Stoughton company offers programs to help your employees bond
TeamBonding has offered businesses unusual team-building programs since 1999, including creating ice sculptures, solving corporate crime CSI style, and holding high-tech scavenger hunts. The company has a staff of 12 at its Stoughton headquarters, but operates nationally and internationally using event facilitators across the globe. Sharon resident David Goldstein, 54, is the founder and CEO of TeamBonding, recently named — for the fifth time — to the Inc. 500|5000 list of the country’s fastest-growing private companies. We talked to Goldstein for this story.

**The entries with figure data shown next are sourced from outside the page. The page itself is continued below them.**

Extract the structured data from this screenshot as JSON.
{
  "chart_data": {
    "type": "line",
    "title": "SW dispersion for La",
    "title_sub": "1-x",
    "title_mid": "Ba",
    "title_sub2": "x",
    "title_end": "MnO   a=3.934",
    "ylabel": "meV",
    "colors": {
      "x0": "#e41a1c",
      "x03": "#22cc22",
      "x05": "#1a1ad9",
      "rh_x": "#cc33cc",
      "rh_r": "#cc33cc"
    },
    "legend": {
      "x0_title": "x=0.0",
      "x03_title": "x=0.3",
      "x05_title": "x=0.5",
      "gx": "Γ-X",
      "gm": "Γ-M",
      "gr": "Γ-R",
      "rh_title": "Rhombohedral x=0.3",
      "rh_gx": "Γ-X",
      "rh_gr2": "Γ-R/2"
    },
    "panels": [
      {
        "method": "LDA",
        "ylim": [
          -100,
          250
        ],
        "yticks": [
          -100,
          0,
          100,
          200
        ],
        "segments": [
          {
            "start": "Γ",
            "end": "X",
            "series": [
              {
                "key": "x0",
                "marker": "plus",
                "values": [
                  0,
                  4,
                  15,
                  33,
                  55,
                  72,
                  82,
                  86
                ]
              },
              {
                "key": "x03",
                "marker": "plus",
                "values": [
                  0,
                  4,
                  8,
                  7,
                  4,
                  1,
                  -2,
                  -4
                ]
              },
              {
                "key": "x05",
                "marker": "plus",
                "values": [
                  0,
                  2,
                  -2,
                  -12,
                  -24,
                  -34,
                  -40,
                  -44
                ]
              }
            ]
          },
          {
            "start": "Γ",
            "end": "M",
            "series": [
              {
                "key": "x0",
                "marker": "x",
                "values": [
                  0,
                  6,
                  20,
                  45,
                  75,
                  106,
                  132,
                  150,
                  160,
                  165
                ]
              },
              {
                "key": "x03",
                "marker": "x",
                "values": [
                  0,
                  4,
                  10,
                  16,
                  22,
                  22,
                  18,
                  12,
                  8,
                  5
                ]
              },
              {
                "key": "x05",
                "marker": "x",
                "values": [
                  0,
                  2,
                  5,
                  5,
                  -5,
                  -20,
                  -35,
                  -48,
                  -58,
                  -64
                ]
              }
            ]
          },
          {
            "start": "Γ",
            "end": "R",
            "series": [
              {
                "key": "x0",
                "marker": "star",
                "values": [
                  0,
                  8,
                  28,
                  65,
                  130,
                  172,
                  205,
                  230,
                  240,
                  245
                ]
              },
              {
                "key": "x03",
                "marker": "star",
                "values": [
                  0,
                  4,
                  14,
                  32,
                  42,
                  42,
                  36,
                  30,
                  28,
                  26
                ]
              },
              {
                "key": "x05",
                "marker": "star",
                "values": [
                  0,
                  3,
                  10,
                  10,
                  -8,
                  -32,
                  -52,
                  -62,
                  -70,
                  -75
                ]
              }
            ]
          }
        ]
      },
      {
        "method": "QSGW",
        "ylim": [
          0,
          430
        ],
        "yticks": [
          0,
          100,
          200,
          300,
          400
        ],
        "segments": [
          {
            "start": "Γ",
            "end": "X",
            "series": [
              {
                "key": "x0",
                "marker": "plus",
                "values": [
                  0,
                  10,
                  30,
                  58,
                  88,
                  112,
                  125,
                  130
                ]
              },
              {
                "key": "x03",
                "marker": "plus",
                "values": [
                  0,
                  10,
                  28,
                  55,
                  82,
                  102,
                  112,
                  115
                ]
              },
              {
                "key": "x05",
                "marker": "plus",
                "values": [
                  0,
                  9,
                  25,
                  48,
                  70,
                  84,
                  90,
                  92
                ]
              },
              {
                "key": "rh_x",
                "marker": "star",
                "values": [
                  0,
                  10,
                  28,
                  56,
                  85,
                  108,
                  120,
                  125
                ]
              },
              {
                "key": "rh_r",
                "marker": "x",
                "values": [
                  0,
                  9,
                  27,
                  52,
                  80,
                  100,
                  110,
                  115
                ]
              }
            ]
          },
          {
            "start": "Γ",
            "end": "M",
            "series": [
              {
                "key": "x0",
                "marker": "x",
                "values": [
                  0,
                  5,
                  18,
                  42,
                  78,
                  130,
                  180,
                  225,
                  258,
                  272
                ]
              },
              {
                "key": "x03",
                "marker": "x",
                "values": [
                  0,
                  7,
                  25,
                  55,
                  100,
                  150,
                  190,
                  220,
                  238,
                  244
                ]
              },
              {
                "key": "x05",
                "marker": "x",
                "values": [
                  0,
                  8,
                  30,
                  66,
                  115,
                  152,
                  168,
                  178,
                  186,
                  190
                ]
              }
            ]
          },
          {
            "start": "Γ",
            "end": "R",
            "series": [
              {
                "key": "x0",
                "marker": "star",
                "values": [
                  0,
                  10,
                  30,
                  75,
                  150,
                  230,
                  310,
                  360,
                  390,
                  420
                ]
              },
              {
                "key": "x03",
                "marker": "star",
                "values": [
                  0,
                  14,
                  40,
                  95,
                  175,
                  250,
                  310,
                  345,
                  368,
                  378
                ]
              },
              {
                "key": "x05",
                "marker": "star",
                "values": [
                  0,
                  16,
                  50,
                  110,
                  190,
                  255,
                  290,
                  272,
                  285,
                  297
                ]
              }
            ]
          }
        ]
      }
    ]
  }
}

Q. What does TeamBonding do?
A. We offer 80 to 90 programs for companies to motivate, build morale, and keep employees working, playing, and learning together. And have some serious fun. Companies can check out what we have at www.teambonding.com, and call our account managers, who suggest options and customize. We recently did ice building at Boston Garden, which was literally cool. We also run events for companies wanting to give to the community by, say, building bikes for kids or putting together military care packages. It’s a nice selection of things that match the needs of the client.
Q. How much does it cost?
A. It starts around $2,000, depending on the program. And we just started a new program, YoYo, a do-it-yourself online option where we packaged programs we think are a good general fit in Boston, a Chinese menu of sorts. One is at the Frost Ice Bar in Faneuil [Hall], another is an Italian murder mystery at Maggiano’s. YoYo makes it easier, a one-stop shop, and that starts at $25 a person.
Q. How many events do you do in a year, and how far away?
A. About 800 or so, all over the country, coast to coast, and we’ve done them in Australia, Japan, and Singapore.
Q. Has growth been pretty steady?
A. Yes, for the most part, and over the last three years we’ve seen a 48 percent growth rate as companies continue to realize the bottom-line benefits of team building through unique events.
Q. How have events changed over the last 16 years?
A. We used to do scavenger hunts with Polaroids, and now use smartphones. Cooking shows have been popular for years, and we do cooking events, survivor-type events, things like that. That’s what excites me about this business, seeing the potential and the trends, and we morph to keep up to them.